I started scrounging around in the pantry for a wire mesh basket that could help cook the vegetables over an open flame. I made a lot of noise and I felt enormously useful.
Then I got bundled up to face the weather. I put on boots. I zipped up a parka. I would cook our meal for us. And it would be a huge success.
Then I got outside in the dark. The deck was slippery. The tree limbs already looked like they were in serious pain. The rain whispered on.
I picked up the bag of charcoal and tipped it into the bowl of the grill. I ripped off a starter, snuggled it in the center of the black blocks, and lit it with my rechargeable candle lighter.
It flamed in response.
And then, thinking about how I would have to cook the vegetables in a basket in the dark, I felt incredibly tired.
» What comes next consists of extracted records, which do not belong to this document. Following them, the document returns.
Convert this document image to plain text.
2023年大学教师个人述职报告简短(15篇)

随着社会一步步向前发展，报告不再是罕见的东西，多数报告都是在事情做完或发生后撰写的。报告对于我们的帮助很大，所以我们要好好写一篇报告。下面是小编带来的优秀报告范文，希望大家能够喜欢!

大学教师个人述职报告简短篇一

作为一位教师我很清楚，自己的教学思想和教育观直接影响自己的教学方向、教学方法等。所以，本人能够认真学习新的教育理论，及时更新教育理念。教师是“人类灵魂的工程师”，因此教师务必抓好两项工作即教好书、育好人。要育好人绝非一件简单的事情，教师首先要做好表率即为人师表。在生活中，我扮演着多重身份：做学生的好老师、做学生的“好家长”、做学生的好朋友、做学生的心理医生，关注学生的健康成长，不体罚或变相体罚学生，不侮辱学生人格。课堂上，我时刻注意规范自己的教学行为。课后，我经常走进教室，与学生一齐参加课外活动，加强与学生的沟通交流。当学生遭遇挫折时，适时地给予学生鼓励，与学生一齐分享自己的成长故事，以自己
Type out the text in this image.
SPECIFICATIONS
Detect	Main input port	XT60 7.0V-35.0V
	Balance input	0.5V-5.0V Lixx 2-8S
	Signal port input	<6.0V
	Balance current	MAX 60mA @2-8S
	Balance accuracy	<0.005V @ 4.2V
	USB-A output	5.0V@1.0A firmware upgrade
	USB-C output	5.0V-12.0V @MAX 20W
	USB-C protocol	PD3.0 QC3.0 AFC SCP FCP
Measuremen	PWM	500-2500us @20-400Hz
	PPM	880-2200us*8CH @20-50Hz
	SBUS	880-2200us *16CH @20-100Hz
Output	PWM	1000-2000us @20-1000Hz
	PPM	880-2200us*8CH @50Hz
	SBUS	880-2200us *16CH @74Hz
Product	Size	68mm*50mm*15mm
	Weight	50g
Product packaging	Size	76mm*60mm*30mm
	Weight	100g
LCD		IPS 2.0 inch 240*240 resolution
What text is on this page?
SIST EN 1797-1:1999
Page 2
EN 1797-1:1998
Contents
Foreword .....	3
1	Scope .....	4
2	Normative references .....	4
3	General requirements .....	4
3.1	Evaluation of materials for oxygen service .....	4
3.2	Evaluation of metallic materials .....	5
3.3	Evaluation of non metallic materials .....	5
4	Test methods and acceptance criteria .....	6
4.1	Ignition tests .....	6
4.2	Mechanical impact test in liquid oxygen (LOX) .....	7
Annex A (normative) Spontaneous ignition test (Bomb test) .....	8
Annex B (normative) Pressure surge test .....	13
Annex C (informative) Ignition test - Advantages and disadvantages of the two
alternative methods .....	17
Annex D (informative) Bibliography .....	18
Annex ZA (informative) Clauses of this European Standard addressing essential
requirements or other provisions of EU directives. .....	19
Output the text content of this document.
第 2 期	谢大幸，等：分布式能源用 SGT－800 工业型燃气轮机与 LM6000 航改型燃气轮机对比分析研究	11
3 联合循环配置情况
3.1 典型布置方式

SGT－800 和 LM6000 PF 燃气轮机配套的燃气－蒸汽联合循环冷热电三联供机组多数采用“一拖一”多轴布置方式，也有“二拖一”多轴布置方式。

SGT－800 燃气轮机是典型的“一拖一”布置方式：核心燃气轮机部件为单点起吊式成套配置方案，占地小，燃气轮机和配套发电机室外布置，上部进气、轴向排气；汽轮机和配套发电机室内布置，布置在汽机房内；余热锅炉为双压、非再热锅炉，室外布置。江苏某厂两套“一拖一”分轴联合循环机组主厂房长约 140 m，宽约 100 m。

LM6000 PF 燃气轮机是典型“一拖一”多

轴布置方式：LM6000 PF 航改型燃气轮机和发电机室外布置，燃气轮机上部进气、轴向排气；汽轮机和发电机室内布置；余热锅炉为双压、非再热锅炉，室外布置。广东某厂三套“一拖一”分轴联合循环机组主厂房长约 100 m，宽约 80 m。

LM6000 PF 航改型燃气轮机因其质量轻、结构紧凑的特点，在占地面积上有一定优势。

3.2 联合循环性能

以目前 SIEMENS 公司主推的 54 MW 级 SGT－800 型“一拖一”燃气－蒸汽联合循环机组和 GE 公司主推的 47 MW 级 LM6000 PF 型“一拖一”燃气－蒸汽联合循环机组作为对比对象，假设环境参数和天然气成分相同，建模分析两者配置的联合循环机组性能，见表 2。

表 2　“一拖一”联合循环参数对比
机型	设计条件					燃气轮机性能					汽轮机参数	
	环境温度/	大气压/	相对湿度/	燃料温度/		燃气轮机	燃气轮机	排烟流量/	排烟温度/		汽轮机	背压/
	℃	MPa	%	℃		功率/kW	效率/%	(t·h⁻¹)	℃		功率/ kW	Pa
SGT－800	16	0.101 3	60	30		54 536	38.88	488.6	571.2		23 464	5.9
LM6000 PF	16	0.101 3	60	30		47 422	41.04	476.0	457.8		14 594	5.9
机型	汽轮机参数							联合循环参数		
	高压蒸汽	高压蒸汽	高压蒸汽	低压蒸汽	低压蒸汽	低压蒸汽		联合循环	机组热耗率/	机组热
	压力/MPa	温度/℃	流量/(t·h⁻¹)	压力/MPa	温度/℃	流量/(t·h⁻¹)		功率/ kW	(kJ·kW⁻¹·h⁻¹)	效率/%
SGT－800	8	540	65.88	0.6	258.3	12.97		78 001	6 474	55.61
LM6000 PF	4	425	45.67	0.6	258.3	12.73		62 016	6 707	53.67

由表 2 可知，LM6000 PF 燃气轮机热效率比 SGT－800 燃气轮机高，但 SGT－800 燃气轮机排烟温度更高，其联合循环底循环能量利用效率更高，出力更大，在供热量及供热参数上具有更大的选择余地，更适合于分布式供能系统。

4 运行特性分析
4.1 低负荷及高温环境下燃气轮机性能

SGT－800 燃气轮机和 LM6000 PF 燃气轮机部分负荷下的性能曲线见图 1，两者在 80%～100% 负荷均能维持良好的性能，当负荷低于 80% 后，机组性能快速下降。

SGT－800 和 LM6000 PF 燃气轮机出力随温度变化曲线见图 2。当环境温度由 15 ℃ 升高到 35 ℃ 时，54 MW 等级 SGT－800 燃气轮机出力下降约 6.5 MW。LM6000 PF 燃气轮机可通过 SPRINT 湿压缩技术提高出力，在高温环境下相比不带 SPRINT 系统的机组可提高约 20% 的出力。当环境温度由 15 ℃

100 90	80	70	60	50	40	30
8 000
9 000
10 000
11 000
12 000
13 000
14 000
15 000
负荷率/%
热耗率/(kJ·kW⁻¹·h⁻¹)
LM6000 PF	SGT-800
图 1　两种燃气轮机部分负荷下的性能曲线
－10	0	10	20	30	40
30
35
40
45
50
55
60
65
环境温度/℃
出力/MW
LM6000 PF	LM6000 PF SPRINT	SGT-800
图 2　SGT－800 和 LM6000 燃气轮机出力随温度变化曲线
Surviving, it turns out, is exhausting.
I went back inside and accepted the glass of wine William had poured me. He had meanwhile established that a line was down across from our house and a crew was there to work on it. He explained to me how lines get fixed and then explained how electricity runs through them and into our individual houses.
And then the power came back on.
So, I steamed the vegetables in a pot in the kitchen and badly wished I’d made something with cheesy carbs instead. But I did feel the comfort that comes from a winter storm — and electricity.
One thought on “I’m a survivor, I’m gonna make it”
I can tell you’re family. Love a blizzard, a rain storm, thunder and lightning and wind…lots of wind. Nuzzling against loved one and the doggies, in the comfort of a warm and cozy home, is nothing less than magical.
Thanks for sharing. Can hardly wait for our next blizzard. Grand Maman’s blanket will keep me warm.